As discussed during the tutorial, GA for vesicles can incorporate the effect of dispersity in the dimensions of the assembly into the calculation of the individual's $I_{comp}$(q) and this dispersity is determined as one of the GA results given as $\sigma_{R}$ in this example systems where dispersity is incorporated in the core radius dimension. **Figure 2** shows how the GA with (i.e. GA searches and optimizes for $\sigma_{R}$) and without (i.e. GA sets $\sigma_{R} = 0$) dispersity performs in getting the vesicle structural dimensions of core radius ($R_{core}$), each layer thickness ($t_{A,in}$, $t_{B}$, $t_{A,out}$) and total vesicle diameter size ($D_{vesicle}$). We can see that with an appropriate population size and number of generations, the GA is able to accurately capture the target structure's dimensions. Additionally, while the analytical fitting to a core-multi-shell model using SASVIEW can also determine these structural dimensions, GA for vesicle is able to inform the user how the molecules are split between the inner and outer layers of the vesicle wall ($s_{Ain}$), a piece of molecular information not available to traditional method of analytical fitting. The GA determined parameter $s_{Ain}$ gives the fraction of molecules in the vesicle assembly that occupies the inner layer of the vesicle walls.
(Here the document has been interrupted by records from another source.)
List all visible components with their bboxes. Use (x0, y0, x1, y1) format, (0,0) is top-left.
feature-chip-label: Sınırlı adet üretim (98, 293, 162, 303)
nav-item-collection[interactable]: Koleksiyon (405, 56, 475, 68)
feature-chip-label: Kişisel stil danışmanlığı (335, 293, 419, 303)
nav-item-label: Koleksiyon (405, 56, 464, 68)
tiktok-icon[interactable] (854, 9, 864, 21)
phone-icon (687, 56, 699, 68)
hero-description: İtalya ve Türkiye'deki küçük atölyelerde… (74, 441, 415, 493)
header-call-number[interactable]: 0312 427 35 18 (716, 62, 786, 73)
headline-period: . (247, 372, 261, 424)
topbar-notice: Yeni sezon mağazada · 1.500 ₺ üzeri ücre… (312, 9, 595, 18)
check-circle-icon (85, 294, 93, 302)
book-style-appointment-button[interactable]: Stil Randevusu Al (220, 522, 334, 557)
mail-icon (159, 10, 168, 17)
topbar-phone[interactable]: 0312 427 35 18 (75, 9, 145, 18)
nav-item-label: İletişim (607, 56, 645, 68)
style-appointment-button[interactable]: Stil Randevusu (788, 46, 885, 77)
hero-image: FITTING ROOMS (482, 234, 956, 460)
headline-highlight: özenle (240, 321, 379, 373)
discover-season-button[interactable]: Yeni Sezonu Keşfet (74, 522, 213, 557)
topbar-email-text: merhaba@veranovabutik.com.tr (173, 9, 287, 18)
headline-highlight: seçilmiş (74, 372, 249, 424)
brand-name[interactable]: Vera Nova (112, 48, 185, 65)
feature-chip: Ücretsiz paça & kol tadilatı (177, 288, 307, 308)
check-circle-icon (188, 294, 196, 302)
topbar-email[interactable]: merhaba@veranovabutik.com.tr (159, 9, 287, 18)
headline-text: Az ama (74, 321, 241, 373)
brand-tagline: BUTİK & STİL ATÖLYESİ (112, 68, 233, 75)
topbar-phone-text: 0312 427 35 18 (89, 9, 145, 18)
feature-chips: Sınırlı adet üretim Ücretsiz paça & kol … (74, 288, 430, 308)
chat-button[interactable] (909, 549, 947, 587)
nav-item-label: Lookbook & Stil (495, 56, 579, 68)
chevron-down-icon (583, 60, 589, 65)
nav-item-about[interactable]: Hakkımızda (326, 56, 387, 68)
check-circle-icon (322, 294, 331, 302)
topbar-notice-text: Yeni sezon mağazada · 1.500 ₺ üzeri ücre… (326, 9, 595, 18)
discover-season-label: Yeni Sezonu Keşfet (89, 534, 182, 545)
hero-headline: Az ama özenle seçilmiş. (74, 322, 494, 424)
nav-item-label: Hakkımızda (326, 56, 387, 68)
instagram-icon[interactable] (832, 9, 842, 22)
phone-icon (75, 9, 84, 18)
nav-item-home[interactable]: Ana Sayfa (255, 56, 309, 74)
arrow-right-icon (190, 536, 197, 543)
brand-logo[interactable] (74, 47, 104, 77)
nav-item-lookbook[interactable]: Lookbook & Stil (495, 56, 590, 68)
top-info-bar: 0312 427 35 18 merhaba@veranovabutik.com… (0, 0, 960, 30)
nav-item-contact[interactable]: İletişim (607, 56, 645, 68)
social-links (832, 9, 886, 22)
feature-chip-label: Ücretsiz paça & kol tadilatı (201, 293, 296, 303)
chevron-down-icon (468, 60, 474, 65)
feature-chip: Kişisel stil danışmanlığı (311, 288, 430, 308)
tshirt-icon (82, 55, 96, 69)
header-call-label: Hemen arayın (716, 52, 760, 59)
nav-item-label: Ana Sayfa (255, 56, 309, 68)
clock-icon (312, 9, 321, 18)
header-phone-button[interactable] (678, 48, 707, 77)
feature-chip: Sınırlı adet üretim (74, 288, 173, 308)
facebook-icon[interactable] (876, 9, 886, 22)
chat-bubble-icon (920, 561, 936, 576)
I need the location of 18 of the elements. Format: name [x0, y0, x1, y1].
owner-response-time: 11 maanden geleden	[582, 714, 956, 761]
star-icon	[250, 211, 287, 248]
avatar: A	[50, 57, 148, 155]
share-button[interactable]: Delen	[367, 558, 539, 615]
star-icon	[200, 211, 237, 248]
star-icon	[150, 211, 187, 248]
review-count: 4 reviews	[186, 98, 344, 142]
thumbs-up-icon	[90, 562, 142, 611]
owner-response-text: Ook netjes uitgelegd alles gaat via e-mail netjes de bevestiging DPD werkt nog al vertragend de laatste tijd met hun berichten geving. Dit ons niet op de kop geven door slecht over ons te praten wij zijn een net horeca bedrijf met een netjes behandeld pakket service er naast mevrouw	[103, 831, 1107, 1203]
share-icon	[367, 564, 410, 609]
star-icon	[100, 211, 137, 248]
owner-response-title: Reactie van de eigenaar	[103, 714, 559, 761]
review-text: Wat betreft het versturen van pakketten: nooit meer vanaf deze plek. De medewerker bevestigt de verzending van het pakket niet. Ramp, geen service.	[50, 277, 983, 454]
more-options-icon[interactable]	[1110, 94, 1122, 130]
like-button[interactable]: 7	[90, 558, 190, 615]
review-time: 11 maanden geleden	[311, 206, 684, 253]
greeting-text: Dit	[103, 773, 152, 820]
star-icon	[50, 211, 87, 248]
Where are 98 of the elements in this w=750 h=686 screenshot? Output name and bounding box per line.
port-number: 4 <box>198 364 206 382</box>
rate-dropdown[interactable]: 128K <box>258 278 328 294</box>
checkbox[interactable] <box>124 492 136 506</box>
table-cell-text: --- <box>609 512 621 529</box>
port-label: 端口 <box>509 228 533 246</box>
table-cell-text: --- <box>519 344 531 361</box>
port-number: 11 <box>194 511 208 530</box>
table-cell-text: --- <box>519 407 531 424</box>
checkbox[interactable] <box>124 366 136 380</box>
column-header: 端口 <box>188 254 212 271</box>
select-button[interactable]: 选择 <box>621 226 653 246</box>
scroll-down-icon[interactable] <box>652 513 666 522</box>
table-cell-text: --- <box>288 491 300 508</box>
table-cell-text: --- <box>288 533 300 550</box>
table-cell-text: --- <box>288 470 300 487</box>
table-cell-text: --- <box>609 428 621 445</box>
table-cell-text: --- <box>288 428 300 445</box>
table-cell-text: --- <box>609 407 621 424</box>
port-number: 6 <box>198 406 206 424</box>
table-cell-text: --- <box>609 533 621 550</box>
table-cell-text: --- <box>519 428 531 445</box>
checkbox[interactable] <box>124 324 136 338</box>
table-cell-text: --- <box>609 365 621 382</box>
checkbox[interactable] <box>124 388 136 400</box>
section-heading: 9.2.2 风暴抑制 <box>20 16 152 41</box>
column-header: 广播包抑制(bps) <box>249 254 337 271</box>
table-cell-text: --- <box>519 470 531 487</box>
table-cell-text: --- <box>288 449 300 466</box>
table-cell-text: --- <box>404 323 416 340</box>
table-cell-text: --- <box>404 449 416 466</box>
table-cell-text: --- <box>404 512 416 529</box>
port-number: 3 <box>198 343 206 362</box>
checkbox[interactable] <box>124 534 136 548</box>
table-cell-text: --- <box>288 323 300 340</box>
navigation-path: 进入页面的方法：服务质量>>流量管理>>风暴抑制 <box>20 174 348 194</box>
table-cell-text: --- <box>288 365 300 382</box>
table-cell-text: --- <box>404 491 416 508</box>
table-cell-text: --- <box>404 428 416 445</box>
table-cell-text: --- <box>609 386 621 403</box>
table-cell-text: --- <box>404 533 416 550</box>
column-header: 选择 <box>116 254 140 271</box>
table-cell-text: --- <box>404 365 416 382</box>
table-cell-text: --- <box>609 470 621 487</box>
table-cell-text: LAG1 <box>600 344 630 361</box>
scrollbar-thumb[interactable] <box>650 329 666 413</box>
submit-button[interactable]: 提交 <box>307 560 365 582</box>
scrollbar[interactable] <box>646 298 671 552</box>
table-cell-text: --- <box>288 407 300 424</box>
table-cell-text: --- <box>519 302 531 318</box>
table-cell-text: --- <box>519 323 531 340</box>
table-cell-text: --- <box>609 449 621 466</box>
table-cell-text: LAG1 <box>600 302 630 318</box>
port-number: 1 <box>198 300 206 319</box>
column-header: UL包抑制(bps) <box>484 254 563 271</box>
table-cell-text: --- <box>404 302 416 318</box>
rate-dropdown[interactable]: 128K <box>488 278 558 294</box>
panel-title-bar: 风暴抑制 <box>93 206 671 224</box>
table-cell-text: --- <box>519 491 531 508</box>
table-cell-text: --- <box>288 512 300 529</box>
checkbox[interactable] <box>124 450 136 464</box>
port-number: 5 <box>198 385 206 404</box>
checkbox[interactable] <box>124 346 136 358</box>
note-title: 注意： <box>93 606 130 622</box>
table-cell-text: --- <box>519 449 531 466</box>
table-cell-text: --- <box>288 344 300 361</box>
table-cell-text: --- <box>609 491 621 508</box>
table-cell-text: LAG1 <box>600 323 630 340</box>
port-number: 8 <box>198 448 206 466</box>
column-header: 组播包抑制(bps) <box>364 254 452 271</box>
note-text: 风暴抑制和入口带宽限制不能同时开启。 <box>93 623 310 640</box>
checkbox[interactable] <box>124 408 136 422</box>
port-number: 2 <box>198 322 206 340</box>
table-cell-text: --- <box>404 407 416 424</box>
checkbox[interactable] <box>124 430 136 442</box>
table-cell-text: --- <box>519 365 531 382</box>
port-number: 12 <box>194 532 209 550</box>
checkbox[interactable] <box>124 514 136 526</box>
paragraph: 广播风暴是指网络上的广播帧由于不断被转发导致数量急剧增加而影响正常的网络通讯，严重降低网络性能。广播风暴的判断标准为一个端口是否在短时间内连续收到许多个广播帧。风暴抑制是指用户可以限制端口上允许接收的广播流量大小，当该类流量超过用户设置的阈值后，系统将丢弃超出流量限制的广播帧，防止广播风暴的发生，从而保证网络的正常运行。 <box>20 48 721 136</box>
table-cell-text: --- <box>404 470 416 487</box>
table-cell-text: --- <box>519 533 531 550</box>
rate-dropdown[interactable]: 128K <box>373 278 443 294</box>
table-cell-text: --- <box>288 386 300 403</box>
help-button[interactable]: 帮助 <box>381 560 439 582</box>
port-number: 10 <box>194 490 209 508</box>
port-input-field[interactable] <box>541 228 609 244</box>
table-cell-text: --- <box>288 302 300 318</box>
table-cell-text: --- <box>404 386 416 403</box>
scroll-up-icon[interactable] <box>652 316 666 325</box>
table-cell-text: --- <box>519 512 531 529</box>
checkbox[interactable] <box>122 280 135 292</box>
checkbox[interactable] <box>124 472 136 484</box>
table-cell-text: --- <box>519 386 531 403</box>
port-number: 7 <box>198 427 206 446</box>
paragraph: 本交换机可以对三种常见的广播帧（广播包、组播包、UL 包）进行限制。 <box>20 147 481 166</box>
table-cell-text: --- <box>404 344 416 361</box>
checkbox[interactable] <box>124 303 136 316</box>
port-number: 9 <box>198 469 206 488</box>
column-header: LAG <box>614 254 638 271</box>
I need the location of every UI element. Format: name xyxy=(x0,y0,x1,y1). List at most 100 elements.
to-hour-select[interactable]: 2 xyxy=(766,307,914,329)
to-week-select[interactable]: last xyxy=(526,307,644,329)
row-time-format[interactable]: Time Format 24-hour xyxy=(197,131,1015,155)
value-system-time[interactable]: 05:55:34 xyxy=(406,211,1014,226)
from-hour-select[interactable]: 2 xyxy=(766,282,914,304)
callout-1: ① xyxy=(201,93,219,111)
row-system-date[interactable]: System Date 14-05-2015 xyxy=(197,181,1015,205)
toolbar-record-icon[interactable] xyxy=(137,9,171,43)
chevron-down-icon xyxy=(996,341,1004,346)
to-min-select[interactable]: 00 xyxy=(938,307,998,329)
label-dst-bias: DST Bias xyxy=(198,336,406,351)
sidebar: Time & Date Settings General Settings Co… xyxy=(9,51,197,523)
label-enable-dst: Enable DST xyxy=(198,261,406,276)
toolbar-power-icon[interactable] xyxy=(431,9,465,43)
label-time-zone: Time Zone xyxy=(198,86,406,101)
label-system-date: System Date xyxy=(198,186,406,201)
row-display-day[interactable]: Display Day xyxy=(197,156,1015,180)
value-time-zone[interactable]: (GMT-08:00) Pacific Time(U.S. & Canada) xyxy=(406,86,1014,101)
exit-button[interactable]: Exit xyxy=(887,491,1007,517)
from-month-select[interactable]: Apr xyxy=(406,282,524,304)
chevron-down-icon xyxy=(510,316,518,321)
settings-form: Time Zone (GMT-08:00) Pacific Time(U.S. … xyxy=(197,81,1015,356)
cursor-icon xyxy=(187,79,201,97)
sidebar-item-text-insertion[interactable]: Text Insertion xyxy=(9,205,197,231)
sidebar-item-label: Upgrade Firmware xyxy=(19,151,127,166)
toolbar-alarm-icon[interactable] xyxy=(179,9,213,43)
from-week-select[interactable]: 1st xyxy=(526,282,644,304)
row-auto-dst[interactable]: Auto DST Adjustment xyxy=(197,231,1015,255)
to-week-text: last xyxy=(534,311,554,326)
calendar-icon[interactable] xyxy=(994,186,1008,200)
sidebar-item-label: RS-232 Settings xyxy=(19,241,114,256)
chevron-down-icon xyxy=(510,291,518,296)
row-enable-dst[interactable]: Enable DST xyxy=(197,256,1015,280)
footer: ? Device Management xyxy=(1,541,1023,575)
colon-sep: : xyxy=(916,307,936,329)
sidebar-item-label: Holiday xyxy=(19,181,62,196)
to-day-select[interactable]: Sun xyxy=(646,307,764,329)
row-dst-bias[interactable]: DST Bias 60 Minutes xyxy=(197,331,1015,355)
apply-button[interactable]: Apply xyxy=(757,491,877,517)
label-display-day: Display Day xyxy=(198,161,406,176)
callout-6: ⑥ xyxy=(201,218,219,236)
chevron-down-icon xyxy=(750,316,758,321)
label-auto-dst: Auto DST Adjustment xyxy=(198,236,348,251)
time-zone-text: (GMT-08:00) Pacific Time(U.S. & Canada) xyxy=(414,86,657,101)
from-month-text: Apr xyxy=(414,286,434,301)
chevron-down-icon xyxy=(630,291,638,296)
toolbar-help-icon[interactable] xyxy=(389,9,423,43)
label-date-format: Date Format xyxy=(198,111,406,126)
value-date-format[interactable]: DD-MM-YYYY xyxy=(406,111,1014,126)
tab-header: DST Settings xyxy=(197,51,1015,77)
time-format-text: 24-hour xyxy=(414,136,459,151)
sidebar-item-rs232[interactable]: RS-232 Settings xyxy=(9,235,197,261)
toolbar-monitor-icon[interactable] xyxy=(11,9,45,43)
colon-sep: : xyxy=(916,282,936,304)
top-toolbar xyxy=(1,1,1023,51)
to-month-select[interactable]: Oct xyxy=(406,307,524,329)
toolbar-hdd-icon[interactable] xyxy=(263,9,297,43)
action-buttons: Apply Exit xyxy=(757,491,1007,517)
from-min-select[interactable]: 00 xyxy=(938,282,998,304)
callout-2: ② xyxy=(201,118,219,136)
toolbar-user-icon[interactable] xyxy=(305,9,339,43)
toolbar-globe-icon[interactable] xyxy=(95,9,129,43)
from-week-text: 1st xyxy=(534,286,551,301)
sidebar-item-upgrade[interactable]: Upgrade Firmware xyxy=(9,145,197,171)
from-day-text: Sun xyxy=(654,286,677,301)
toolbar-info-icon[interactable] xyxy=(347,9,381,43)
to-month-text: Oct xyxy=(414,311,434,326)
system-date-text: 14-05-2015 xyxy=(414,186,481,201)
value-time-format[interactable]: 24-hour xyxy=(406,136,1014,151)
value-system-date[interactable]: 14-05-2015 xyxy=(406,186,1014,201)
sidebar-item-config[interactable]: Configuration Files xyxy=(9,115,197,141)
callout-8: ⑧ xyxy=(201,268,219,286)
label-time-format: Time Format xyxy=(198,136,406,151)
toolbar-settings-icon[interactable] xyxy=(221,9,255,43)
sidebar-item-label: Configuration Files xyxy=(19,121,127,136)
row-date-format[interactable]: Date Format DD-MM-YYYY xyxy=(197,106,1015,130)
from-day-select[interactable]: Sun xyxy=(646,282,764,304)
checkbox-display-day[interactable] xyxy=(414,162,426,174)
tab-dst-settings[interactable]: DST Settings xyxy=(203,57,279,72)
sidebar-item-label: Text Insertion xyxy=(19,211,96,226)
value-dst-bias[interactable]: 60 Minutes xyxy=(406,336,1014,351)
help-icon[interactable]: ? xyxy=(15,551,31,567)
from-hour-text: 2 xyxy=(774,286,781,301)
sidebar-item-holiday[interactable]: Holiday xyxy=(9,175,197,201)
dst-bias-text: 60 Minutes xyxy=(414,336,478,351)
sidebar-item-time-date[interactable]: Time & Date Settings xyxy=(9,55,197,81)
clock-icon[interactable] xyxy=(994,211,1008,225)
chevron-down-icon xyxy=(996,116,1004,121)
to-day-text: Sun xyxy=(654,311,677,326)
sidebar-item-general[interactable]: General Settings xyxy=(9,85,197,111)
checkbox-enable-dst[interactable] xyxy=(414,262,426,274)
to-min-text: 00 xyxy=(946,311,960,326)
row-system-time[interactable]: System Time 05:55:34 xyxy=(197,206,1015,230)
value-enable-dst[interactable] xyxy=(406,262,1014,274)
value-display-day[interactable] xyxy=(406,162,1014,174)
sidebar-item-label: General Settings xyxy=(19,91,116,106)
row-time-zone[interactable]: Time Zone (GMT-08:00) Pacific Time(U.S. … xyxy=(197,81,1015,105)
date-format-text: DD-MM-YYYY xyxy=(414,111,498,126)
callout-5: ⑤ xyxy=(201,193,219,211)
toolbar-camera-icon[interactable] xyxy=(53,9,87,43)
For this example system, the target structure has 20% of the molecules in the assembly occupying the inner layer of the vesicle wall and the GA is able to determine $s_{Ain}$ as 28%, well matching the target value.

For more detailed discussions on CREASE for vesicles and its application to different vesicle sizes and high dispersity, the user can refer to reference [5].